Soapbox

Here’s how to better protect high school athletes from injury

This combination of photos provided by Boston University shows sections from a normal brain, top, and from the brain of former University of Texas football player Greg Ploetz, bottom, in stage IV of chronic traumatic encephalopathy. According to a report released on Tuesday, July 25, 2017 by the Journal of the American Medical Association, research on 202 former football players found evidence of a brain disease linked to repeated head blows in nearly all of them, from athletes in the National Football League, college and even high school.
This combination of photos provided by Boston University shows sections from a normal brain, top, and from the brain of former University of Texas football player Greg Ploetz, bottom, in stage IV of chronic traumatic encephalopathy. According to a report released on Tuesday, July 25, 2017 by the Journal of the American Medical Association, research on 202 former football players found evidence of a brain disease linked to repeated head blows in nearly all of them, from athletes in the National Football League, college and even high school.
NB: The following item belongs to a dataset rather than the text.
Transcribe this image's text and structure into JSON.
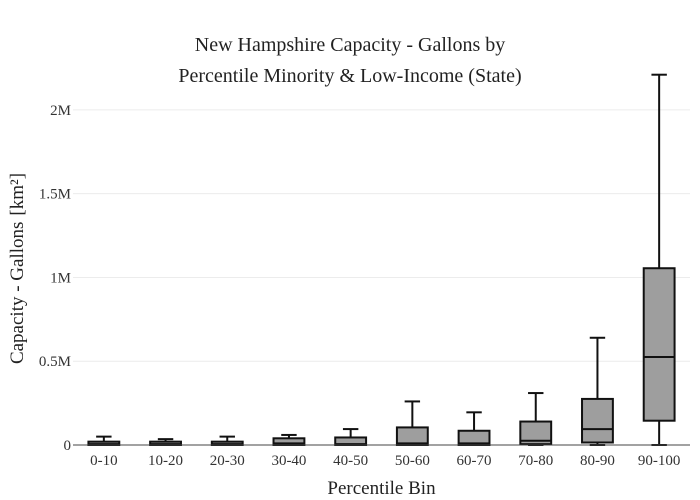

Boston University

Advocates of high school sports share a common concern for the safety of student athletes. Many states are re-examining ways to limit risk, as reports show an increase in concussions and catastrophic events in high schools.

California, however, is the only state that does not regulate athletic trainers, the front-line professionals who are responsible for preventing and treating injuries. As it is, anyone – regardless of education or certification – can be hired to act as an athletic trainer and provide treatment.

I am a sports medicine physician who has been practicing for more than 30 years. My goal and that of my profession is to ensure the health and safety of young athletes. A qualified athletic trainer overseeing and coordinating youth sports is key in meeting that goal.

Athletic trainers provide event and practice care, and work with school officials and coaches to ensure safety procedures are implemented. An athletic trainer is the expert to whom athletes, parents and coaches turn when questions arise.

The California Interscholastic Federation estimates that more than 45 percent of high schools in the state don’t have athletic trainers. Many people who serve as trainers are not qualified.

Assembly Bill 1510, by Assemblyman Matt Dababneh, D-Woodland Hills, would require individuals to be certified by the Board of Certification before they can call themselves athletic trainers. The bill would define the scope of practice for the profession that is consistent with 49 other states.

If lawmakers approve it, the California Interscholastic Federation could mandate policies to help ensure athlete safety. AB 1510 has the support of virtually every sports medicine society in the nation. The American Medical Society for Sports Medicine, the American Orthopaedic Society for Sports Medicine, CIF, the National Federation of State High School Associations and the NCAA support this bill.

If you are a coach, a parent, a teacher, an administrator, a health care professional, please speak with your legislator and urge him or her to support AB 1510. The health and safety of young athletes is at stake.